Six months into the merger? Unger's group started scoring green. "I think what helped is that we focused not on territory, but on ROI as a unifying theme," she says. Unger also sought input from the business side at every turn, and set time limits on deliberations. "Most frustrating has been the difference in the way people work," Unger says. "The Germans, at first, wanted to take weeks to make decisions that the Americans wanted to make in hours."

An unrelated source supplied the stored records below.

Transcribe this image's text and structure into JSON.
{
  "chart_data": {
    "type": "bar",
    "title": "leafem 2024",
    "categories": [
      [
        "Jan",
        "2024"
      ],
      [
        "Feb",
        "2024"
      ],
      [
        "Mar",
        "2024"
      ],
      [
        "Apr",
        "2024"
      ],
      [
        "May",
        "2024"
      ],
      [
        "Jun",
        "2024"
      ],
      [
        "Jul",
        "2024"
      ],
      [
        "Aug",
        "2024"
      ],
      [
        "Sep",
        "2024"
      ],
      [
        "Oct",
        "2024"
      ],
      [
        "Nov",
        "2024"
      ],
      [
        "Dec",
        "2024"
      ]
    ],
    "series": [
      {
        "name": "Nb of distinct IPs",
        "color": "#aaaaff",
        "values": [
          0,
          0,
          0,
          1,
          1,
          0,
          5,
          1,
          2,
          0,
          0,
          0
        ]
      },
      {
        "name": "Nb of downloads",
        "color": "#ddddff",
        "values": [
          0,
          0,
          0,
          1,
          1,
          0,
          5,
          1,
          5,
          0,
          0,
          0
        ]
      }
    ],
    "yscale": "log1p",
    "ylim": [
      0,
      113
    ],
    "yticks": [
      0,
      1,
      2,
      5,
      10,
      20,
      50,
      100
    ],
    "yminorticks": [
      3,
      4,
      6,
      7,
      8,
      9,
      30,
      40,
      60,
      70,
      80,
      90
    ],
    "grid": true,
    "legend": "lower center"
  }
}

The new rules of the road according to Unger: First, American managers need to brief German counterparts on proposals in advance of a vote; German managers must be prepared to make faster decisions. Second, no IT project gets a green light unless it leads to a payoff for the bottom line—and meets the needs of the people who want the technology. Third, senior management must support all IT projects and put their key people on those projects, or the project gets left in the dust. Says John Parkinson, chief technologist for Cap Gemini Ernst & Young LLC: "CIOs in merger situations are almost always the diplomats on the front line, because through IT you really are brokering a deal between the most significant parts of the enterprise—not spreadsheets and assets but communications systems. Success lies more with managing the roles and expectations than the technology."

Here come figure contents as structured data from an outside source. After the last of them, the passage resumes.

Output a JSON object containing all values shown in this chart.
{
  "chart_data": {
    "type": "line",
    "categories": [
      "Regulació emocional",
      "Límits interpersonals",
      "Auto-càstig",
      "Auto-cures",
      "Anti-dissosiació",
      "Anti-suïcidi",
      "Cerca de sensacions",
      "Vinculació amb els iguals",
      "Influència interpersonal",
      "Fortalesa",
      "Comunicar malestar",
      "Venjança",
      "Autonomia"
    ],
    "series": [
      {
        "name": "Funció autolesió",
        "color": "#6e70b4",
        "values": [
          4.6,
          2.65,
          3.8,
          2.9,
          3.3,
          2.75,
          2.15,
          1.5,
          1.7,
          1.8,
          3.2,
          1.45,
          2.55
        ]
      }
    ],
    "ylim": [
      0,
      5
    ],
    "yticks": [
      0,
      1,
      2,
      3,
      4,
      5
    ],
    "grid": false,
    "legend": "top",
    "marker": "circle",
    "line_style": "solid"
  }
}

Even so, deciding which technologies get centralized and which stay local remains tough, and Unger acknowledges the difficulty. "I try to stress that I am neutral with technology and suppliers. I couldn't care less. But a lot of these decisions tend to be emotional nonetheless," she says. "You mitigate emotions by trying to keep everyone focused on ROI, of course, but the technology biases you have to deal with sometimes are immense. They're holy wars."